Review Article
Surgical simulation for safe uniportal VATS
Abstract
An established trend in obtaining a radical anatomical resection through a safe minimally invasive approach has been observed in the recent years. However, since the establishment of the three or more ports video-assisted thoracic surgery (VATS), the interest in the uniportal VATS to lung lobectomy has been gaining a phenomenal and global interest from the thoracic surgeons. A specific training in the uniportal VATS approach is crucial to ensure safety and radical treatment. It should aim at giving the surgeon independence and self-confidence throughout the procedure. The learning curve for a surgical intervention, especially in VATS, whereby surgeons acquire expertise, poses important ethical and medico-legal issues since practice, training and instituting a new surgical procedure is predominantly done on patients who, often, are not totally aware or properly informed.
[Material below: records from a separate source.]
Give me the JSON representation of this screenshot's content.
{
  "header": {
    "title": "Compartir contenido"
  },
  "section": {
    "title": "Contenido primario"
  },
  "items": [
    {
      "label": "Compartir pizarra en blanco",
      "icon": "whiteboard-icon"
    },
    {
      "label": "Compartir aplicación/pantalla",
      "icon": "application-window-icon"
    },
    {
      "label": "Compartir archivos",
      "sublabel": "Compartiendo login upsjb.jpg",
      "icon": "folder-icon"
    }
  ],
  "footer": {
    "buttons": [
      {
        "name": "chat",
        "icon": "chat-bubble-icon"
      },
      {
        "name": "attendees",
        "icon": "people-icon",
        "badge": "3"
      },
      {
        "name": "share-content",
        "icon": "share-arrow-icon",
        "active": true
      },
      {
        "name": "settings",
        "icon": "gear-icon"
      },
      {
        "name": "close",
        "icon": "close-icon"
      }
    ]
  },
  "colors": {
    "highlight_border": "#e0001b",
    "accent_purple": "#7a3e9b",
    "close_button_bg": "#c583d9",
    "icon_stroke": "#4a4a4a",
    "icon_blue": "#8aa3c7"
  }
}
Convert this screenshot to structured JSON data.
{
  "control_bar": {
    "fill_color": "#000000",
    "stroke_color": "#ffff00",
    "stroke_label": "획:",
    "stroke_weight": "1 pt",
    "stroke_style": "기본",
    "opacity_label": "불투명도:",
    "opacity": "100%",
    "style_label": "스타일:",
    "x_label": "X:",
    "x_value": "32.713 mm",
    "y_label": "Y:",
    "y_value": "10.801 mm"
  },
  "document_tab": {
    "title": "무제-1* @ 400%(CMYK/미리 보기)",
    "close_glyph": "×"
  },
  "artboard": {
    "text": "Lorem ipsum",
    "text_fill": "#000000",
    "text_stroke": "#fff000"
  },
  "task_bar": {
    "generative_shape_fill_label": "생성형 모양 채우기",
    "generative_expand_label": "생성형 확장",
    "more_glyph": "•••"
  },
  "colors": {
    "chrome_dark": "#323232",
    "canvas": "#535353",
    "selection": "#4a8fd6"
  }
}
In this field, the role of training becomes mandatory, and simulation is decisive, providing a technological “close to reality experience” and a “hands off the patient” but “hands on the procedure”. A proper training aiming at safeguarding patients but at the same time promoting a standardised, close to reality experience to all thoracic residents during their training, and to those surgeons who wish to learn important advances in technical procedures (uniportal VATS), is presently important but will be a prerequisite in the near future. Industries in the thoracic field are encouraged to develop new technological advances [3D, virtual reality (VR)] which will allow a systematic, progressive, realistic and safe training in this global leap into uniportal VATS.